For many years, the most sophisticated theatrical events to occur in the Salt Lake Wilford Stake were traditional road shows. Every once in a while there was a sparkle of opportunity, with an occasional musical written by a talented stake member but, for the most part, there were few outlets within the stake organization for expression of theatrical and musical talents.
Then, about eight years ago, while David Mayfield was stake president, he came to see a production of "You're a Good Man, Charlie Brown" in one of his wards. Following the show, he asked if something similar could be done at a stake level. The director, Craig Camp, was called as the stake cultural arts specialist, and within a year the stake mounted a production of "Pirates of Penzance," surprising stake and community members.
"We were stunned by the vocal quality we found right here in our own stake," said assistant director Heidi Camp, Craig's wife. "Musically, 'Pirates' is a pretty tough piece, and we were bowled over by the voices we heard in auditions."
The production was followed two years later with "Scrooge!" which incorporated a cast of more than 70 singers, dancers, costumers and scenic designers playing to a full house each night.
The stake plays quickly became a tradition, with more and more individuals wanting to participate. Brother Camp surrounded himself with a solid production team, including a costumer, musical director, choreographer and production manager. The group has been together through each of the shows.
Endeavoring to increase involvement, the Camps next took on "Joseph and the Amazing Technicolor Dreamcoat" with a full band directed by Carolyn Creer and a cast of more than 150, including a 50-strong children's chorus.
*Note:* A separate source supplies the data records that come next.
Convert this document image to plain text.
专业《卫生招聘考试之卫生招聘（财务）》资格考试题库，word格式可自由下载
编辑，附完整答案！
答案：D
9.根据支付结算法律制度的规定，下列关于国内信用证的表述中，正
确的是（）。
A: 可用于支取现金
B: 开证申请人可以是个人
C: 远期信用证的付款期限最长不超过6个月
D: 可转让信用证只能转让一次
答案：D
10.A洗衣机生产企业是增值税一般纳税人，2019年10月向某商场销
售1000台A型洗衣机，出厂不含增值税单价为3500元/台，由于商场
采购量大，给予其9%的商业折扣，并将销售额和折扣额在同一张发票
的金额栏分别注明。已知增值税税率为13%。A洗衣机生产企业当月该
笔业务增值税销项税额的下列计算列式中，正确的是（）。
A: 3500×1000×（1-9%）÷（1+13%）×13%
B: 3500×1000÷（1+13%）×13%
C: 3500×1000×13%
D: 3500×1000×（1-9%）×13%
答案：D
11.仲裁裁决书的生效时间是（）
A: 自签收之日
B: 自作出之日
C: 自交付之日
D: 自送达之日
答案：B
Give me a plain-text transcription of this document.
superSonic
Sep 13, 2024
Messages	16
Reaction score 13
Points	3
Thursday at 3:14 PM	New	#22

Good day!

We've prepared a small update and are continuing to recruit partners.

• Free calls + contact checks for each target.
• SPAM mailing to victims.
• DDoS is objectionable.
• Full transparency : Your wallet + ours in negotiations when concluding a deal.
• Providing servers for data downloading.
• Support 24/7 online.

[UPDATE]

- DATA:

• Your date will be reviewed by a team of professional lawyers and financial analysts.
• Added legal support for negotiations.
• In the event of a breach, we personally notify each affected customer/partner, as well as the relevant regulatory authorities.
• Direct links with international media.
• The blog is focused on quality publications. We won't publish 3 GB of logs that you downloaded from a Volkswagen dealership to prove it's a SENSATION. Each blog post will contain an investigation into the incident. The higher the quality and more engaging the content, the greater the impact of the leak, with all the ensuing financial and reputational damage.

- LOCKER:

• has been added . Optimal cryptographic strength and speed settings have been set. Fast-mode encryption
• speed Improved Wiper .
"Many people thought we were nuts to try to pull this show off in a Church setting," Brother Camp said. "There was concern about the 'worldliness' of the script and music, and we received several comments about whether or not this was an appropriate theatrical selection for a Church production."
He contended that the show itself was not worldly, rather it was the various interpretations of the show that had become more or less inappropriate. After months of prayerful consideration, the production team settled on an approach that would work for the stake audience. The show was set as a Primary "sharing time" with the "sharing-time leaders" taking the role of the narrator and telling the story with oversized flannel board figures to the "Primary" (the children's chorus and the audience).
Then, a tougher challenge faced Brother Camp: how to involve stake members in the theatrical productions who could not sing or dance. This year's production of "A Midsummer Night's Dream" was the result. Presented Nov. 19-22, the show had a smaller cast (only 28 players) and included both veteran actors and those who had never been on stage or uttered a line of Shakespeare. The show continued the stake's tradition of quality costumes, sets, lighting and sound, and fun choreography.
To make the show more approachable, the Camps incorporated a "green show," borrowing from the successful tradition of the Utah Shakespearean Festival in Cedar City. Singers, jugglers, fiddlers and comedians provided "pre-show" entertainment and madrigal music.
Over eight years, the stake's support of theater has provided opportunities for families to perform together, for children to sing and dance, for older cast members to mentor and teach younger ones.
"It's all about leadership," Brother Camp said. "We're blessed that our stake leadership shares our vision of how these productions fulfill the mission of the Church. With their commitment of time and resources, we've been able to see miracles happen."